Monkeypox, which first made the leap from monkeys or rodents to people in the Democratic Republic of Congo in 1970, regularly flares up in Africa. But it rarely infects more than a couple thousand people a year — and killed just 33 people during its most prolonged outbreak in the DRC between 1981 and 1986.
When monkeypox spreads in places it’s not already endemic outside Africa, health officials perk up. In 2003, 47 people in the U.S. got sick with the pox after exposure to a shipment of pet rodents from Ghana to Texas. A rapid response by state and federal health officials — and a few doses of smallpox vaccine — prevented anyone dying and temporarily eliminated the virus in the U.S.
The larger of the current outbreaks began in early May, apparently triggered by a U.K. traveler’s exposure to an infected person or animal in Nigeria. Hitching a ride to Europe, the virus spread quickly through close physical contact. David Heymann, who formerly headed the World Health Organization’s emergencies department, said that men attending raves in Spain and Belgium “amplified” the outbreak — apparently through kissing and rubbing skin.
After that, the virus accompanied travelers on planes heading for countries far and wide. By June 2, the WHO had tallied 780 pox cases in 27 countries. The case count since has swelled to around 1,400. Health officials diagnosed the first U.S case on May 27.

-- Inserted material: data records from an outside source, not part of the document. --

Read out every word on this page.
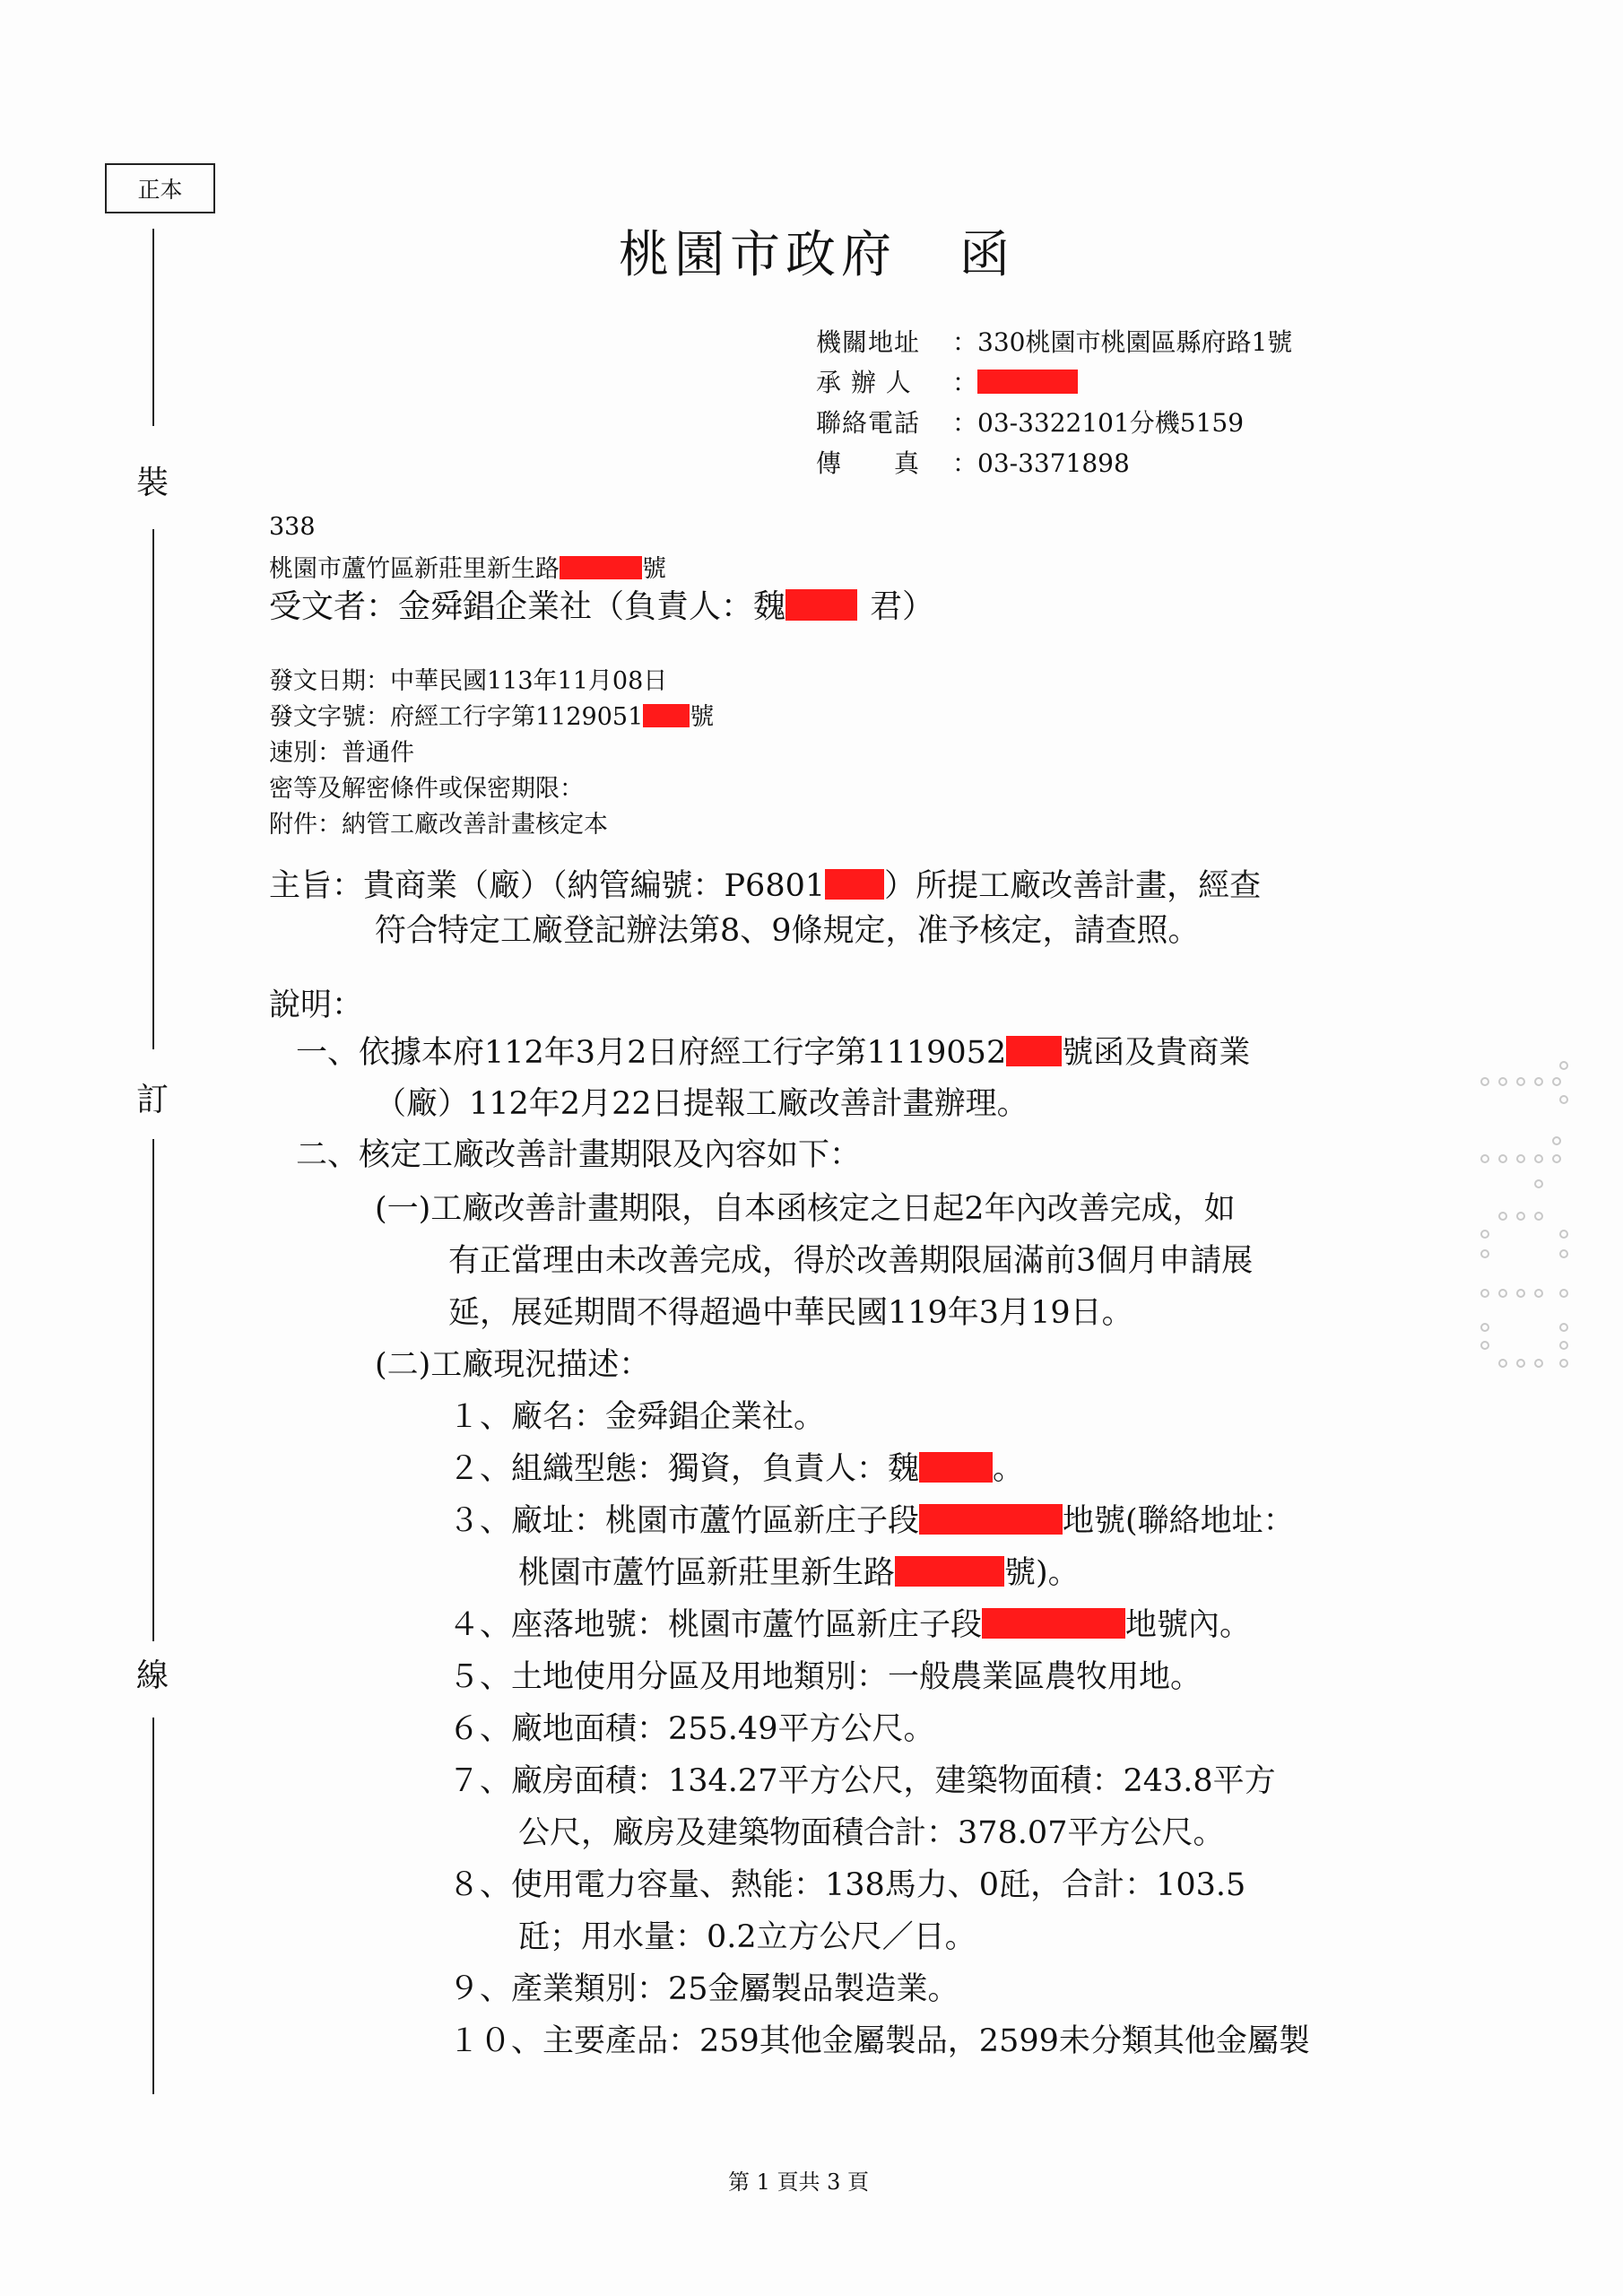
正本
裝
訂
線
桃園市政府 函
機關地址 ：330桃園市桃園區縣府路1號
承 辦 人 ：
聯絡電話 ：03-3322101分機5159
傳　　真 ：03-3371898
338
桃園市蘆竹區新莊里新生路	號
受文者：金舜錩企業社（負責人：魏	君）
發文日期：中華民國113年11月08日
發文字號：府經工行字第1129051 號
速別：普通件
密等及解密條件或保密期限：
附件：納管工廠改善計畫核定本
主旨：貴商業（廠）（納管編號：P6801 ）所提工廠改善計畫，經查
符合特定工廠登記辦法第8、9條規定，准予核定，請查照。
說明：
一、依據本府112年3月2日府經工行字第1119052 號函及貴商業
（廠）112年2月22日提報工廠改善計畫辦理。
二、核定工廠改善計畫期限及內容如下：
(一)工廠改善計畫期限，自本函核定之日起2年內改善完成，如
有正當理由未改善完成，得於改善期限屆滿前3個月申請展
延，展延期間不得超過中華民國119年3月19日。
(二)工廠現況描述：
１、廠名：金舜錩企業社。
２、組織型態：獨資，負責人：魏 。
３、廠址：桃園市蘆竹區新庄子段	地號(聯絡地址：
桃園市蘆竹區新莊里新生路	號)。
４、座落地號：桃園市蘆竹區新庄子段	地號內。
５、土地使用分區及用地類別：一般農業區農牧用地。
６、廠地面積：255.49平方公尺。
７、廠房面積：134.27平方公尺，建築物面積：243.8平方
公尺，廠房及建築物面積合計：378.07平方公尺。
８、使用電力容量、熱能：138馬力、0瓩，合計：103.5
瓩；用水量：0.2立方公尺／日。
９、產業類別：25金屬製品製造業。
１０、主要產品：259其他金屬製品，2599未分類其他金屬製
第 1 頁共 3 頁
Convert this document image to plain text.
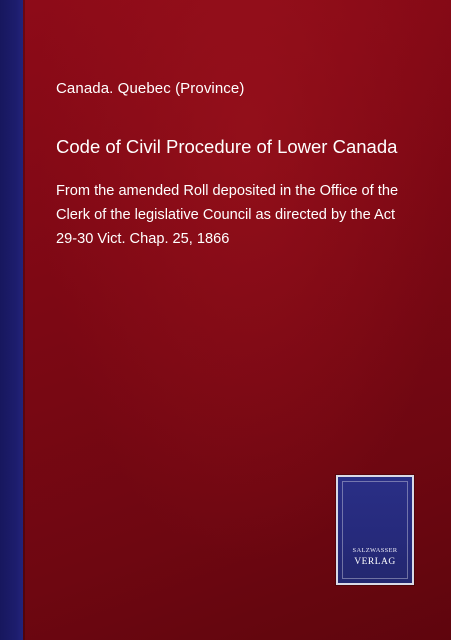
Canada. Quebec (Province)
Code of Civil Procedure of Lower Canada
From the amended Roll deposited in the Office of the
Clerk of the legislative Council as directed by the Act
29-30 Vict. Chap. 25, 1866
SALZWASSER
VERLAG
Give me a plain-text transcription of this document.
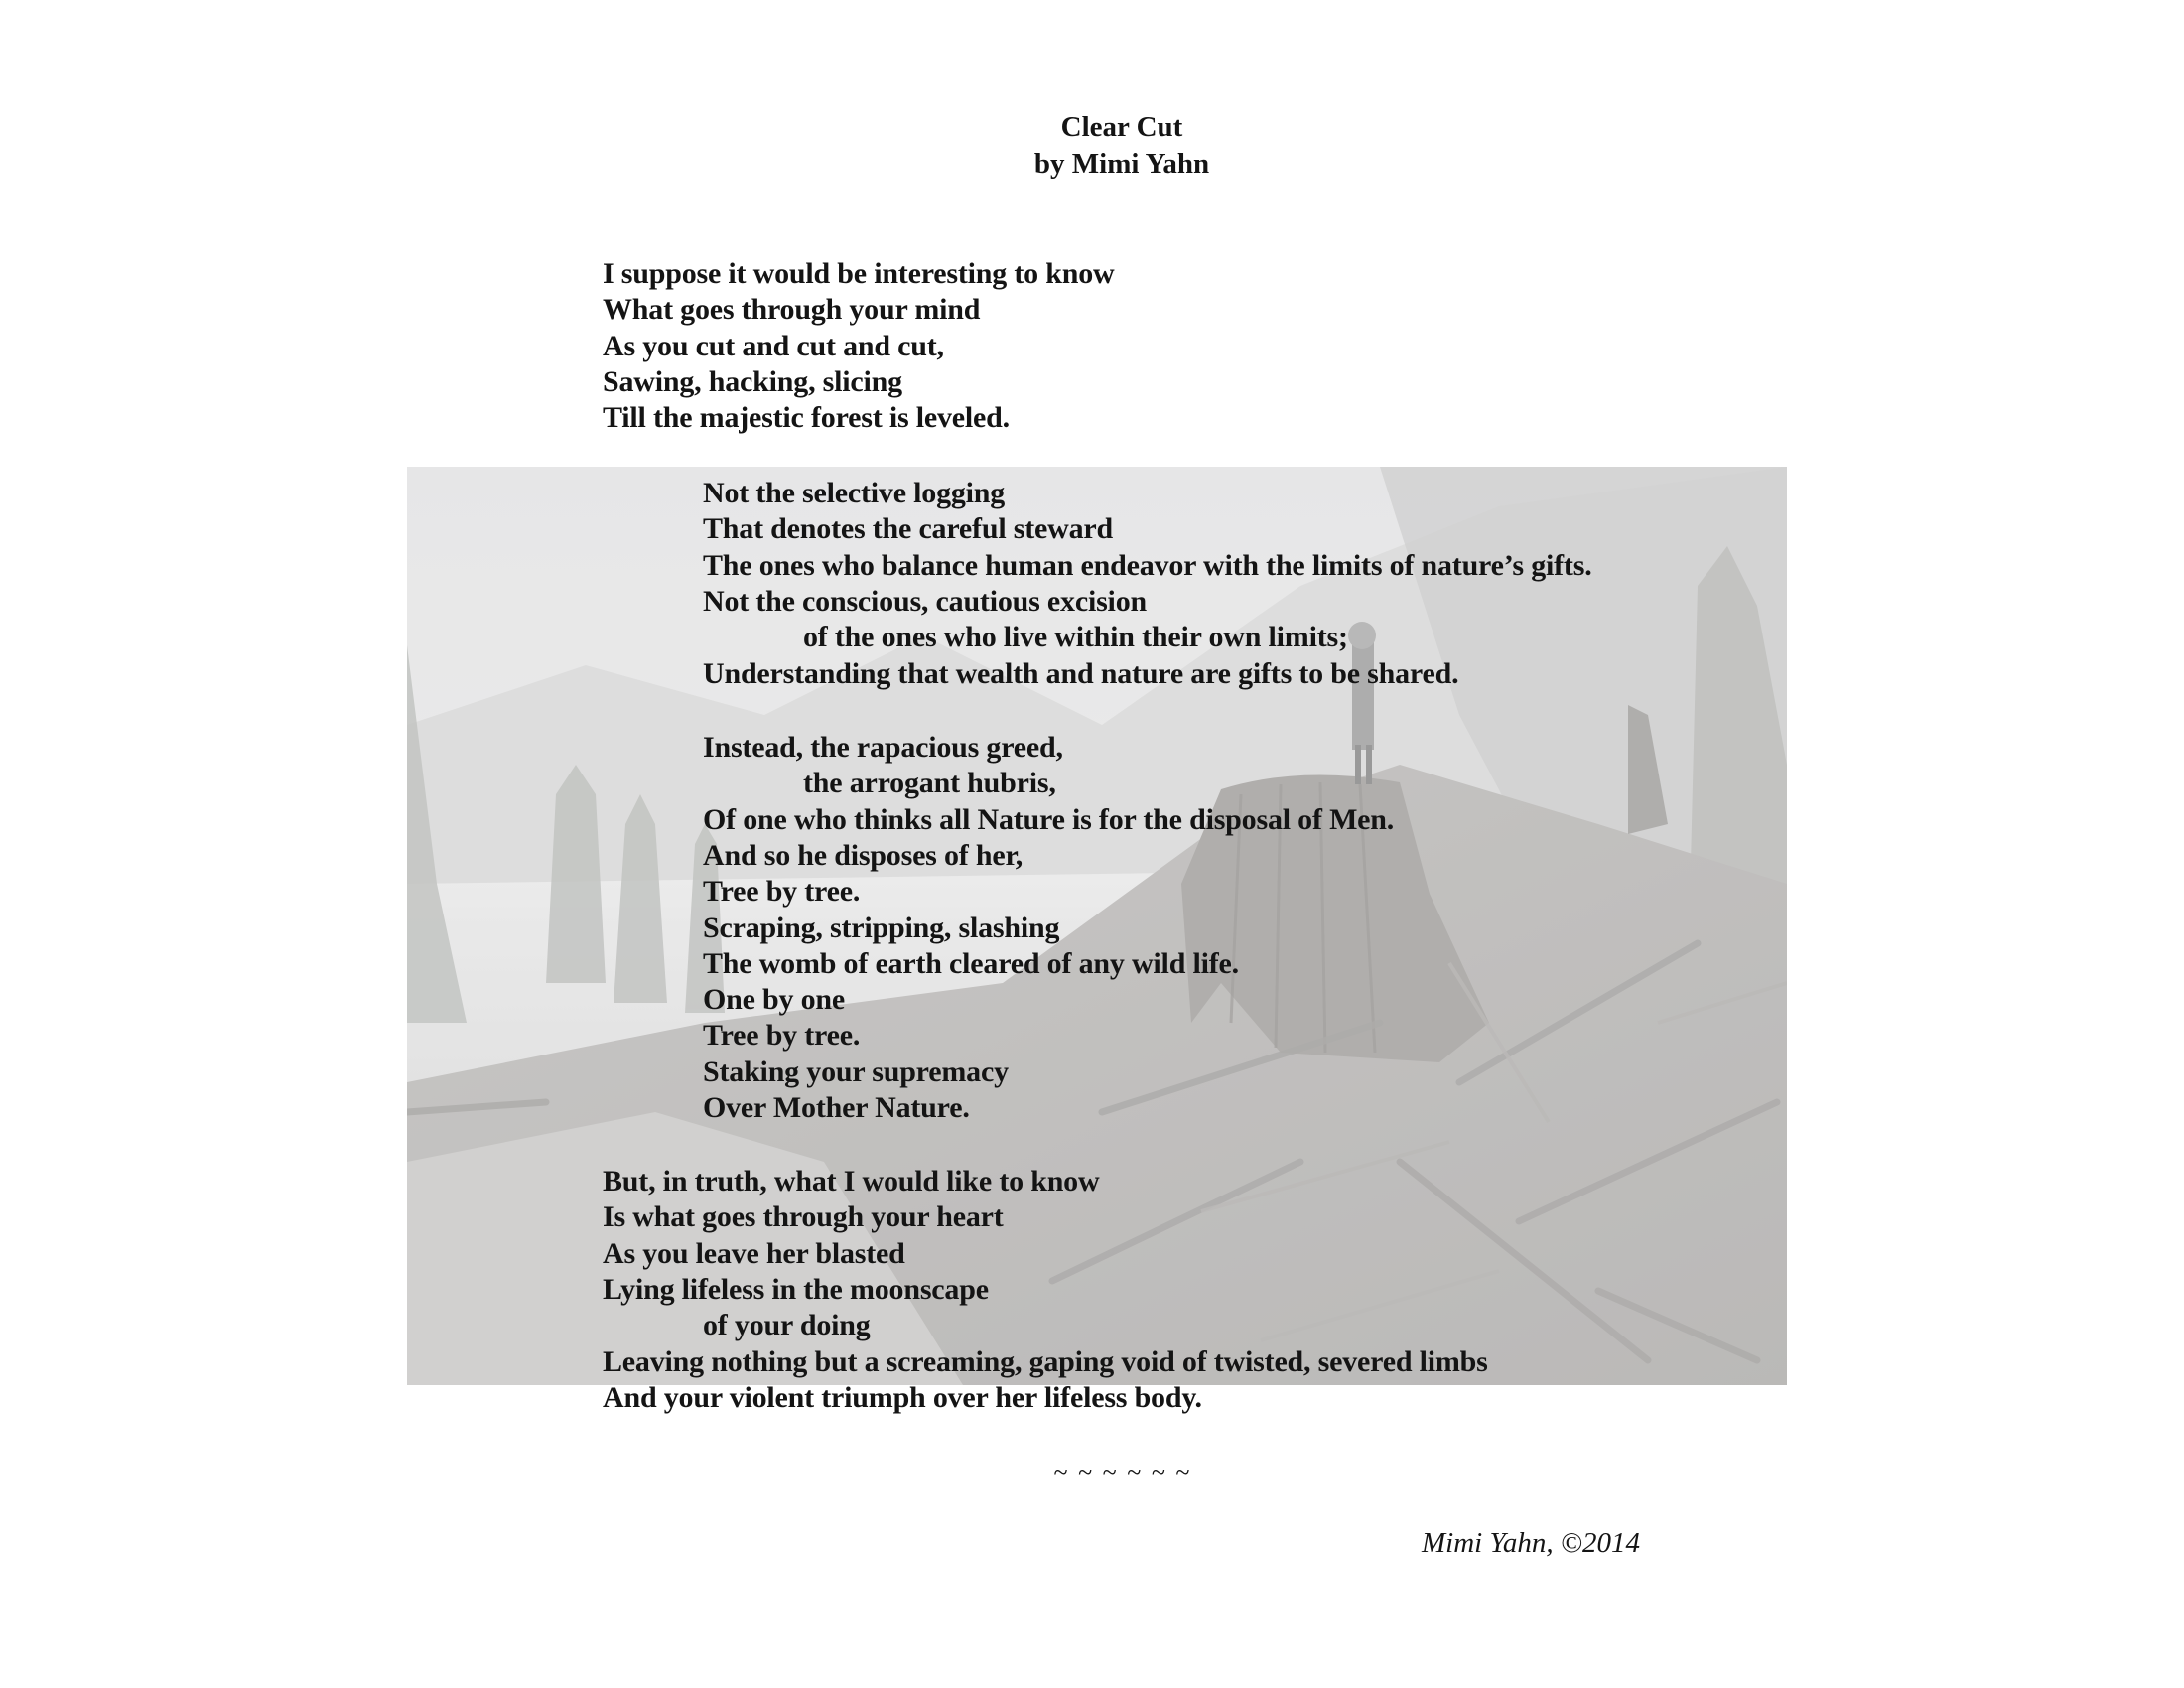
Clear Cut
by Mimi Yahn
I suppose it would be interesting to know
What goes through your mind
As you cut and cut and cut,
Sawing, hacking, slicing
Till the majestic forest is leveled.
Not the selective logging
That denotes the careful steward
The ones who balance human endeavor with the limits of nature’s gifts.
Not the conscious, cautious excision
of the ones who live within their own limits;
Understanding that wealth and nature are gifts to be shared.
Instead, the rapacious greed,
the arrogant hubris,
Of one who thinks all Nature is for the disposal of Men.
And so he disposes of her,
Tree by tree.
Scraping, stripping, slashing
The womb of earth cleared of any wild life.
One by one
Tree by tree.
Staking your supremacy
Over Mother Nature.
But, in truth, what I would like to know
Is what goes through your heart
As you leave her blasted
Lying lifeless in the moonscape
of your doing
Leaving nothing but a screaming, gaping void of twisted, severed limbs
And your violent triumph over her lifeless body.
~ ~ ~ ~ ~ ~
Mimi Yahn, ©2014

As of Friday, 49 Americans in 16 states plus Washington, D.C. had the pox. The CDC suspects some of those cases are the result of an earlier outbreak that officials didn’t even notice until the later outbreak caused them to go back and take a closer look at some patients’ symptoms.
Pox rashes look a lot like symptoms of other diseases, including sexually-transmitted infections, or STIs. That earlier pox outbreak apparently slipped past medical professionals because they didn’t necessarily know what they were looking at. “These monkeypox cases outside of the endemic area have likely been smoldering along for some time, misdiagnosed as traditional STIs,” says Adalja, the public health expert.
That delay in confirming pox cases is worrying experts. Every day that passes in the current outbreaks increases the chance of transmission to pets and pests. If the pox becomes endemic in animal populations, we might never get rid of it. And countries such as the U.S. that once experienced just a few small pox outbreaks every 20 years or so could suffer bigger and more frequent outbreaks, just like countries in Africa already do.
That’s the worst-case scenario, but authorities can’t contain an outbreak they don’t even know is happening. It’s a troubling sign that, in the third year of a devastating pandemic, doctors, health officials and epidemiologists overlooked that earlier pox outbreak, giving the virus a head start in the race toward endemicity in animals. “I think we are dramatically under-testing, under-ascertaining cases and underestimating risk,” says James Lawler, an infectious disease expert at the University of Nebraska Medical Center. “We apparently didn’t learn very much from Covid.”